Fluisterende bamboecirkel en bankjes
Vlak bij de school zijn drie 'buitenlokalen' gemaakt: intieme kringen om met elkaar te praten, te zingen, naar verhalen te luisteren, enzovoorts. Hun namen hebben te maken met de soort begroeiing: de 'levende wilgenhut', de 'fluisterende bamboe cirkel' en de 'geurende egelantieren cirkel'. Deze laatste is genoemd naar de wilde roos, waarvan het blad een heerlijke zoetzure appeltjesgeur verspreidt. Ook ouders en grootouders kunnen terecht op de speelplek: voor hen zijn er her en der op het terrein banken geplaatst. Van iets wat eerst uit losse elementen bestond, werd een geheel gemaakt: de ecologische oever, het vennetje in de buurt, de nieuwe speelplek en het terrein van de school. Op 23 april 2009 werd de speelplek feestelijk geopend.

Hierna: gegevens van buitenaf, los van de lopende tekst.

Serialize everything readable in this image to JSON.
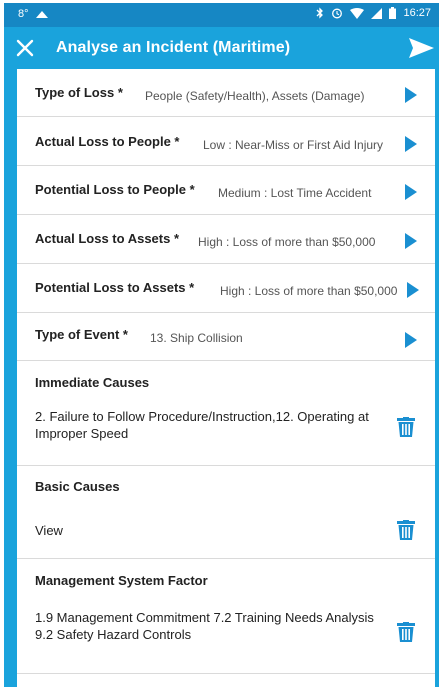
{
  "status_bar": {
    "temperature": "8°",
    "time": "16:27"
  },
  "app_bar": {
    "title": "Analyse an Incident (Maritime)"
  },
  "fields": [
    {
      "label": "Type of Loss *",
      "value": "People (Safety/Health), Assets (Damage)"
    },
    {
      "label": "Actual Loss to People *",
      "value": "Low : Near-Miss or First Aid Injury"
    },
    {
      "label": "Potential Loss to People *",
      "value": "Medium : Lost Time Accident"
    },
    {
      "label": "Actual Loss to Assets *",
      "value": "High : Loss of more than $50,000"
    },
    {
      "label": "Potential Loss to Assets *",
      "value": "High : Loss of more than $50,000"
    },
    {
      "label": "Type of Event *",
      "value": "13. Ship Collision"
    }
  ],
  "sections": [
    {
      "label": "Immediate Causes",
      "value": "2. Failure to Follow Procedure/Instruction,12. Operating at Improper Speed"
    },
    {
      "label": "Basic Causes",
      "value": "View"
    },
    {
      "label": "Management System Factor",
      "value": "1.9 Management Commitment 7.2 Training Needs Analysis 9.2 Safety Hazard Controls"
    }
  ],
  "colors": {
    "accent": "#1aa3dc",
    "status_bar": "#1687c4",
    "icon": "#1a8fd1"
  },
  "icons": [
    "close-icon",
    "send-icon",
    "chevron-right-icon",
    "trash-icon",
    "bluetooth-icon",
    "alarm-icon",
    "wifi-icon",
    "signal-icon",
    "battery-icon",
    "cloud-icon"
  ]
}
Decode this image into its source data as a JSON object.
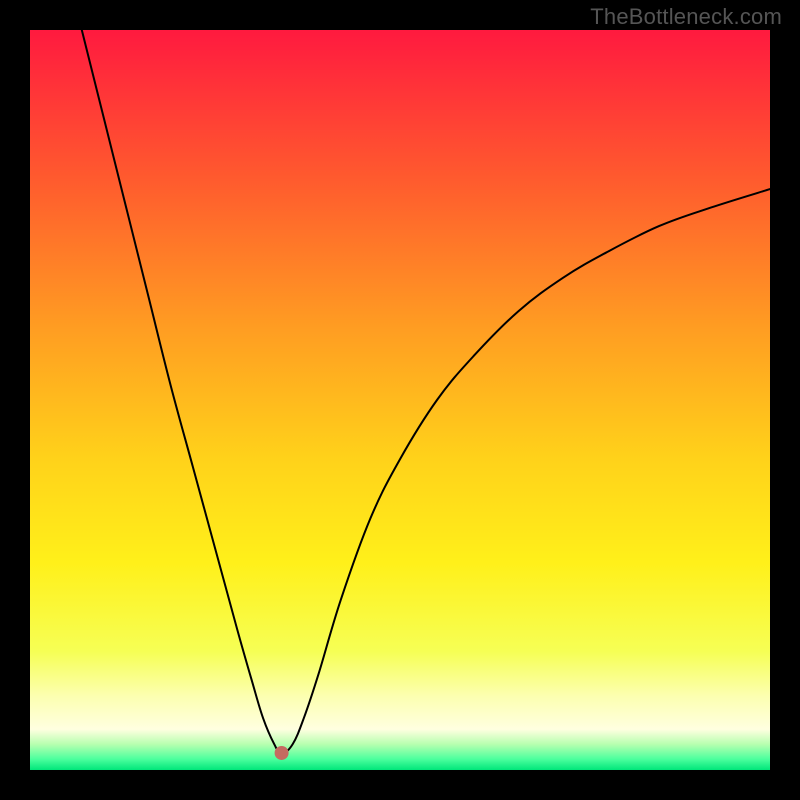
{
  "watermark": "TheBottleneck.com",
  "chart_data": {
    "type": "line",
    "title": "",
    "xlabel": "",
    "ylabel": "",
    "xlim": [
      0,
      100
    ],
    "ylim": [
      0,
      100
    ],
    "grid": false,
    "legend": false,
    "background_gradient": {
      "stops": [
        {
          "offset": 0.0,
          "color": "#ff1a3f"
        },
        {
          "offset": 0.2,
          "color": "#ff5a2e"
        },
        {
          "offset": 0.4,
          "color": "#ff9c22"
        },
        {
          "offset": 0.58,
          "color": "#ffd21a"
        },
        {
          "offset": 0.72,
          "color": "#fff01a"
        },
        {
          "offset": 0.84,
          "color": "#f6ff55"
        },
        {
          "offset": 0.9,
          "color": "#fcffb0"
        },
        {
          "offset": 0.945,
          "color": "#ffffe0"
        },
        {
          "offset": 0.965,
          "color": "#b8ffb0"
        },
        {
          "offset": 0.985,
          "color": "#4dff9e"
        },
        {
          "offset": 1.0,
          "color": "#00e67a"
        }
      ]
    },
    "marker": {
      "x": 34.0,
      "y": 2.3,
      "color": "#c56a60",
      "radius_px": 7
    },
    "series": [
      {
        "name": "bottleneck-curve",
        "color": "#000000",
        "stroke_width_px": 2.0,
        "x": [
          7.0,
          10.0,
          13.0,
          16.0,
          19.0,
          22.0,
          25.0,
          28.0,
          30.0,
          31.5,
          33.0,
          34.0,
          35.5,
          37.0,
          39.0,
          42.0,
          46.0,
          50.0,
          55.0,
          60.0,
          66.0,
          72.0,
          78.0,
          85.0,
          92.0,
          100.0
        ],
        "y": [
          100.0,
          88.0,
          76.0,
          64.0,
          52.0,
          41.0,
          30.0,
          19.0,
          12.0,
          7.0,
          3.5,
          2.2,
          3.5,
          7.0,
          13.0,
          23.0,
          34.0,
          42.0,
          50.0,
          56.0,
          62.0,
          66.5,
          70.0,
          73.5,
          76.0,
          78.5
        ]
      }
    ]
  }
}
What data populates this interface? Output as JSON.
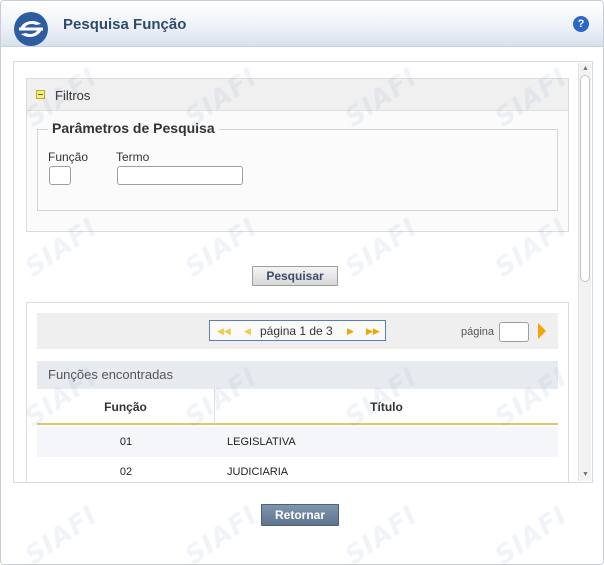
{
  "window": {
    "title": "Pesquisa Função",
    "help_label": "?",
    "logo_alt": "SIAFI"
  },
  "filters": {
    "header_label": "Filtros",
    "fieldset_legend": "Parâmetros de Pesquisa",
    "funcao_label": "Função",
    "funcao_value": "",
    "termo_label": "Termo",
    "termo_value": ""
  },
  "search_button_label": "Pesquisar",
  "pagination": {
    "text": "página 1 de 3",
    "current_page": 1,
    "total_pages": 3,
    "goto_label": "página",
    "goto_value": ""
  },
  "results": {
    "caption": "Funções encontradas",
    "columns": [
      "Função",
      "Título"
    ],
    "rows": [
      {
        "codigo": "01",
        "titulo": "LEGISLATIVA"
      },
      {
        "codigo": "02",
        "titulo": "JUDICIARIA"
      }
    ]
  },
  "footer": {
    "return_button_label": "Retornar"
  },
  "watermark_text": "SIAFI",
  "colors": {
    "title_text": "#2f4a6d",
    "accent_blue": "#2b67c7",
    "return_button": "#6a8098",
    "table_header_border": "#e3c46b",
    "go_arrow": "#f0a500"
  }
}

Het is winter. Alles is bevroren en overal ligt sneeuw. Vanmiddag wandelt leerkracht Sibby Stoppels met een aantal kinderen uit groep 5 naar de steiger. Ze kijken naar beneden en zien een lang spoor met grote pootafdrukken onder de steiger door gaan. Volgens de zoekkaart 'Diersporen' moeten ze van een reiger zijn. Ineens zien ze 'm! Doodstil in elkaar gedoken staat hij op het ijs. Ze sluipen langs de kant dichterbij. Ineens vliegt hij statig op en landt iets verderop op de vijver. Wat een ervaring! Ze zien zijn verse teenafdrukken, dezelfde als die van zonet. Als ze even later om de plas heen lopen, zien ze overal vogelsporen, nu heel kleine. Ineens beleven ze de sneeuw en hun omgeving anders, veel spannender.

Nog twee rondes
De natuurspeelplaats in Harkstede zal de komende jaren alleen maar mooier worden, als de geplante struiken en bomen groeien en er steeds meer bloemen bloeien. Het gebruik binnen het onderwijs zal zich ook ontwikkelen. Maar ook op landelijk onderwijsniveau gaat de groei van natuurrijke speel- en leerplekken voor kinderen verder, niet in het minst door wat tijdens de prijsuitreiking in oktober 2009 namens de Minister van Landbouw, Natuur en Voedselkwaliteit medegedeeld werd: het plan is om nóg twee keer zo'n landelijke wedstrijd als deze te financieren. Klasse!